Women are only as valuable as their GDP contribution allows. This is the message emanating from a new Canadian study on the female workforce and economic growth.

The report, an International Monetary Fund (IMF) working paper entitled, “Women Are Key for Future Growth: Evidence from Canada,” finds that “an increase in female labor force participation is positively associated with labor productivity growth,” and that “if the current gap of 7 percentage points between male and female labor force participation with high educational attainment were eliminated, the level of real GDP could be about 4 percent higher today.”

In other words, get women (especially college-educated ones) out of their homes and into the labor force so the economy can soar.

The IMF paper offers several strategies for promoting women’s labor force participation, but places the highest priority on expanded, taxpayer-funded childcare programs. The implication of these policies is that the sacrifice many mothers make to stay at home and raise their own children is not as valuable as the contribution they could make to their country’s overall gross domestic product.

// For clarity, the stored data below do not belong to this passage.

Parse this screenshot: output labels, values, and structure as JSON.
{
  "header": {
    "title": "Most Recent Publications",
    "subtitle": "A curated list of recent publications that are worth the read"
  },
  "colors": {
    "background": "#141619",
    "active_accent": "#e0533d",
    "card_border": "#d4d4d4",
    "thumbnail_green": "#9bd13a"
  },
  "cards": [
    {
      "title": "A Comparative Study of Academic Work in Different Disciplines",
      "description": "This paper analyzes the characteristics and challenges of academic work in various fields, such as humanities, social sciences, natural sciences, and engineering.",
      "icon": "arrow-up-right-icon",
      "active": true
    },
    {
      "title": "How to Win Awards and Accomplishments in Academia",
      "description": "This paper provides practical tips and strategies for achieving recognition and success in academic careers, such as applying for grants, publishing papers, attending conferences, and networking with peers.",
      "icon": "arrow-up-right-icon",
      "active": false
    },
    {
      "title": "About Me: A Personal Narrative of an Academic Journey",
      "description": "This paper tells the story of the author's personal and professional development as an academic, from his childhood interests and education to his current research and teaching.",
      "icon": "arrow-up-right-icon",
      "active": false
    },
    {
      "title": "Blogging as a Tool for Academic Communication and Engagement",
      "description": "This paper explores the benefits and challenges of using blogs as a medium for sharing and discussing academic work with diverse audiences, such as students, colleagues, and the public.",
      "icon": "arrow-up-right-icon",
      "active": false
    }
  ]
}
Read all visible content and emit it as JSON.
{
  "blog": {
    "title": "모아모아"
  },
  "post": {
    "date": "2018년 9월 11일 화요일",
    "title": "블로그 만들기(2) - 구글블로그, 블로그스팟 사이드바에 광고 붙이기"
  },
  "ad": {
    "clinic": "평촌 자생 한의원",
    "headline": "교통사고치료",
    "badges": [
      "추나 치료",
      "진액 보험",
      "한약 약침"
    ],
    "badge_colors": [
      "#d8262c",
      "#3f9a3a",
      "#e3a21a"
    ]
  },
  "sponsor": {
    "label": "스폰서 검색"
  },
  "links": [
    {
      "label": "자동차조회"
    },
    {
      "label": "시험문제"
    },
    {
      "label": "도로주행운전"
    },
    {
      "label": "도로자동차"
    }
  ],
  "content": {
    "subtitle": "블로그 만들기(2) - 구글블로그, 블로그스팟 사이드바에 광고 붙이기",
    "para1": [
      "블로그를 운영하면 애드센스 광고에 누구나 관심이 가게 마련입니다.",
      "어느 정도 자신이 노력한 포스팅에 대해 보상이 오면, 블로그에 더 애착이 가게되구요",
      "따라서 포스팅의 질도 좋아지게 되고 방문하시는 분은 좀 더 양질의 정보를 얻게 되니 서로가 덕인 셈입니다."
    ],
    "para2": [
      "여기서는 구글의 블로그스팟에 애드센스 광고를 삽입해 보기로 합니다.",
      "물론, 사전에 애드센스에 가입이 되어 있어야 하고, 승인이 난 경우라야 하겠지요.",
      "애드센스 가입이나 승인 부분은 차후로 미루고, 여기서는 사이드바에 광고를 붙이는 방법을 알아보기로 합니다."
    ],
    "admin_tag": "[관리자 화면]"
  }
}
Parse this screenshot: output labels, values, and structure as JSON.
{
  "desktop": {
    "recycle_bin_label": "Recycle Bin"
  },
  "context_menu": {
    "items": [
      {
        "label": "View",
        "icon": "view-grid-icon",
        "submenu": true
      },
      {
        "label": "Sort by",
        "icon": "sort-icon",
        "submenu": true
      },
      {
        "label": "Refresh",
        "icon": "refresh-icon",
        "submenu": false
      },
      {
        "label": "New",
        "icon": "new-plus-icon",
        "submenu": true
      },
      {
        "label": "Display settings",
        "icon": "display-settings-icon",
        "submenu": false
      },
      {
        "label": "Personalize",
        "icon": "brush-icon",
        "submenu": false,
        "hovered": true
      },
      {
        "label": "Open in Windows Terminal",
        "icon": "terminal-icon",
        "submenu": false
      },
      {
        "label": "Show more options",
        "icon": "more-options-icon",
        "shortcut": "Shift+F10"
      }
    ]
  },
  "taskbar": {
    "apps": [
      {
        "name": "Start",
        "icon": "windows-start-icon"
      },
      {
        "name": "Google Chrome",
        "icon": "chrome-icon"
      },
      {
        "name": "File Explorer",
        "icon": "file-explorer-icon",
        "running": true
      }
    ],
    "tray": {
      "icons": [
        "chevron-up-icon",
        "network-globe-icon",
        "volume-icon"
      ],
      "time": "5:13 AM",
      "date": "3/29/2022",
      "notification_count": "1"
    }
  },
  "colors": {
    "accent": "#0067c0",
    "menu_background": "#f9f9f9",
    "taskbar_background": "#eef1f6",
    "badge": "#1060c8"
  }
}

In fact, a recent New York Times opinion piece says as much. In her article, “The Selfishness of Motherhood,” The End of Men author, Karen Rinaldi says that we need a “cultural shift” in viewing motherhood as sacrifice and instead view it as selfishness. She writes: “The language surrounding child rearing as a job surely derived from caregivers’ and homemakers’ efforts to be acknowledged as fulfilling an important role. And clearly raising children is one of the most important things we do — for both women and men — but that does not make it a job.”

The non-job of motherhood, according to Rinaldi, means that mothers need help to do their “real” job—in the labor force, contributing to the GDP. She writes: “That doesn’t mean we don’t want support—paid parental leave, more flexible working hours, publicly funded day care. But the cultural shift needs to happen for the policies to follow. Martyrs, after all, don’t need or expect public services.”

This is why Rinaldi suggests that we shouldn’t use the term “sacrifice” to describe what mothers do when they choose to stay at home with their children. That makes them martyrs and we can’t have that. We need to say, as she does, that motherhood is selfishness.

This overt shift in the language surrounding motherhood as a means to push forward a specific public policy agenda is troubling. It devalues the important role mothers have in raising their own children, and it makes them question their choices and instincts. It also rejects their sacrifice.

In our book, Choosing Home: 20 Mothers Celebrate Staying Home, Raising Children, and Changing the World, my co-editor, Rachel Chaney, and I share stories of mothers who made sacrifices in order to stay home with their young children. Dismissing that sacrifice, and calling it selfishness instead, is an insult to the mothers who choose to stay at home with their children, or who wish they could.

Mothers are valuable for being mothers. They are not widgets created to spur economic growth. They are nurturing the next generation and are sacrificing to do so. Rather than urging women to leave their children and get a “real” job, we should acknowledge their sacrifice and give them our deepest gratitude.